Visti gli atti e la sentenza impugnata;
Esaminati i motivi di ricorso (e la successiva memoria) in cui ci si duole della violazione di legge e del vizio di motivazione in relazione alla ritenuta sussistenza della responsabilità del prevenuto ed alla falsificazione della prova d’alibi.
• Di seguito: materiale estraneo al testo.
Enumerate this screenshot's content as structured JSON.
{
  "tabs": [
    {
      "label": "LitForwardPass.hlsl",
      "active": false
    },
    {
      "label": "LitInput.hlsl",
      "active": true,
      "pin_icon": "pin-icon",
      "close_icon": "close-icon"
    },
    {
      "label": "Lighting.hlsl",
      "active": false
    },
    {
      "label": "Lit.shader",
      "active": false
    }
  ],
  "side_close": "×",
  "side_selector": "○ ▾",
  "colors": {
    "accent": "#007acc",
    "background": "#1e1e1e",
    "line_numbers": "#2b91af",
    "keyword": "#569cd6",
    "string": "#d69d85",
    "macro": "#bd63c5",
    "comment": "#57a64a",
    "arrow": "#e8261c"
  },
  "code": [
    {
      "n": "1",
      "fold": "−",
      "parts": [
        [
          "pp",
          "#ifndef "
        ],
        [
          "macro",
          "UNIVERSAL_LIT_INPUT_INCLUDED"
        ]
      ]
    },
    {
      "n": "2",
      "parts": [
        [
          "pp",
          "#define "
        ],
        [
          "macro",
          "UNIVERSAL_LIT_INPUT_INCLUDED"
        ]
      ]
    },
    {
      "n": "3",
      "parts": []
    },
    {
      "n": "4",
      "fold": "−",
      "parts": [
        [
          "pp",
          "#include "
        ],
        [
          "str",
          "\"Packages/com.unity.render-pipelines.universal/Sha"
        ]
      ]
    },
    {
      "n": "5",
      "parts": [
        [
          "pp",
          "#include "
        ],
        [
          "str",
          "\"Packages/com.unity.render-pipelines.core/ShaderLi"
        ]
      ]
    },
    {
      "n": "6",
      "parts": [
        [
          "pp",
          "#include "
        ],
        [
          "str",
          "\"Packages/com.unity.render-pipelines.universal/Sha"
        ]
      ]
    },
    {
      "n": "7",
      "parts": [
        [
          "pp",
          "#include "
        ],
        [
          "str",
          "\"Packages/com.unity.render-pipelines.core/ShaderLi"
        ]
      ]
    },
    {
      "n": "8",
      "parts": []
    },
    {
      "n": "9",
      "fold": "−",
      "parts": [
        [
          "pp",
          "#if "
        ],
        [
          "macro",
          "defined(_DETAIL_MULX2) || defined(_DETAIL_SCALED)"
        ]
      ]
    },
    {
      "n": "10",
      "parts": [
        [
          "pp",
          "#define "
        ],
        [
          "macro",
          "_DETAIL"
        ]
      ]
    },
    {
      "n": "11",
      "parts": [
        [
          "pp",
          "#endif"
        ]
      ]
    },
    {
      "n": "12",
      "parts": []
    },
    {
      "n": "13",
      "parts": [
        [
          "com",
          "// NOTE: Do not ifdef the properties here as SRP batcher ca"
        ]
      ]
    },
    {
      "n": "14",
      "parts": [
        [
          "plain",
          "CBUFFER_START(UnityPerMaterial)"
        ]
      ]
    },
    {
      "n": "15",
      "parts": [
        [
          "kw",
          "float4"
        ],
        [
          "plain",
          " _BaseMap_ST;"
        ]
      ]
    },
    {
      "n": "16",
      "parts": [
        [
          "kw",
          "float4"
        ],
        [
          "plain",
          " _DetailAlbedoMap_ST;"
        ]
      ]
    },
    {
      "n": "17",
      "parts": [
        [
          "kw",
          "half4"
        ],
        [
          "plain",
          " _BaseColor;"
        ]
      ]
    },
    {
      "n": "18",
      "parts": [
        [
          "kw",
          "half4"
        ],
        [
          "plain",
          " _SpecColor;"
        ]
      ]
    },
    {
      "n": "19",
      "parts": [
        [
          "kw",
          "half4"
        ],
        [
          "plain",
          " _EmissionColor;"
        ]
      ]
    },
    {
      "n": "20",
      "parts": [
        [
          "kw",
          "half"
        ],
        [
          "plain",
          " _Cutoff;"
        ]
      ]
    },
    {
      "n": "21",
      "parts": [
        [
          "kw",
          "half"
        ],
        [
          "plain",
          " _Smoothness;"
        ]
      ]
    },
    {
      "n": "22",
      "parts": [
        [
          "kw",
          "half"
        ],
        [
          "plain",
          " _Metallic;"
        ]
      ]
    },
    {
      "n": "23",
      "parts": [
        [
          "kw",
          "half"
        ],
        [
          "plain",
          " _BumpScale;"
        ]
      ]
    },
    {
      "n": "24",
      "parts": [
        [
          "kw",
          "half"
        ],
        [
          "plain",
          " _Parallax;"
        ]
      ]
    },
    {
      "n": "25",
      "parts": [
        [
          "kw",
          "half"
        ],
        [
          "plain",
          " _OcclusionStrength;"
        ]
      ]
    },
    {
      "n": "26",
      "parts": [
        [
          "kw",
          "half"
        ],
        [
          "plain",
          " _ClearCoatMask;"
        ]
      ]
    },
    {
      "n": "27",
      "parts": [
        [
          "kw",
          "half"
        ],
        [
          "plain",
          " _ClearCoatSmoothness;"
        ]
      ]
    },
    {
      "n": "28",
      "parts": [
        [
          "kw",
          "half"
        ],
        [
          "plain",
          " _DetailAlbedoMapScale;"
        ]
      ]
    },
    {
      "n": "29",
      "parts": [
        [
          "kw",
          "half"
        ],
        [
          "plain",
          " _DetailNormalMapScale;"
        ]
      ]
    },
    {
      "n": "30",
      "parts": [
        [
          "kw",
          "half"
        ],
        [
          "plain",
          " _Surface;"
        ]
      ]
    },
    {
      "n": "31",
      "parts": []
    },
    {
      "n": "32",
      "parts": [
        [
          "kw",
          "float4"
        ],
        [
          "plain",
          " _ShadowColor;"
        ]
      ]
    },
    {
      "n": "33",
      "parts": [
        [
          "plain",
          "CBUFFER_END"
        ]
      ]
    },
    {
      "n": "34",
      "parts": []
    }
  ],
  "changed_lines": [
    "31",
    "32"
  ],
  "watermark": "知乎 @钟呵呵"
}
Ritenuto che i motivi di ricorso che contestano la correttezza della motivazione posta a base della dichiarazione di responsabilità del ricorrente, non sono consentiti dalla legge in sede di legittimità perché costituiti da mere doglianze in punto di fatto;
sul punto, infatti la Corte d’appello, con motivazione priva di manifesti vizi logici, aveva osservato come la deposizione della persona offesa fosse risultata pienamente attendibile e come la prova d’alibi fosse fallita (nel senso che gli orari nei quali l’imputato non sarebbe stato presente sul posto non erano incompatibili con la commissione del reato).
Ritenuto pertanto che il ricorso debba essere dichiarato inammissibile, con la condanna del ricorrente al pagamento delle spese processuali e, versando il medesimo in colpa, della somma di euro 3.000,00 in favore della Cassa delle ammende. Nulla sulle spese di parte civile non avendo la stessa argomentato le proprie conclusioni (vd. S.U. Sacchettino).
P.Q.M.
Dichiara inammissibile il ricorso e condanna il ricorrente al pagamento delle spese processuali e della somma di euro 3.000,00 in favore della Cassa delle ammende. Nulla sulle spese di parte civile.
Così deciso, in Roma il 18 ottobre 2023.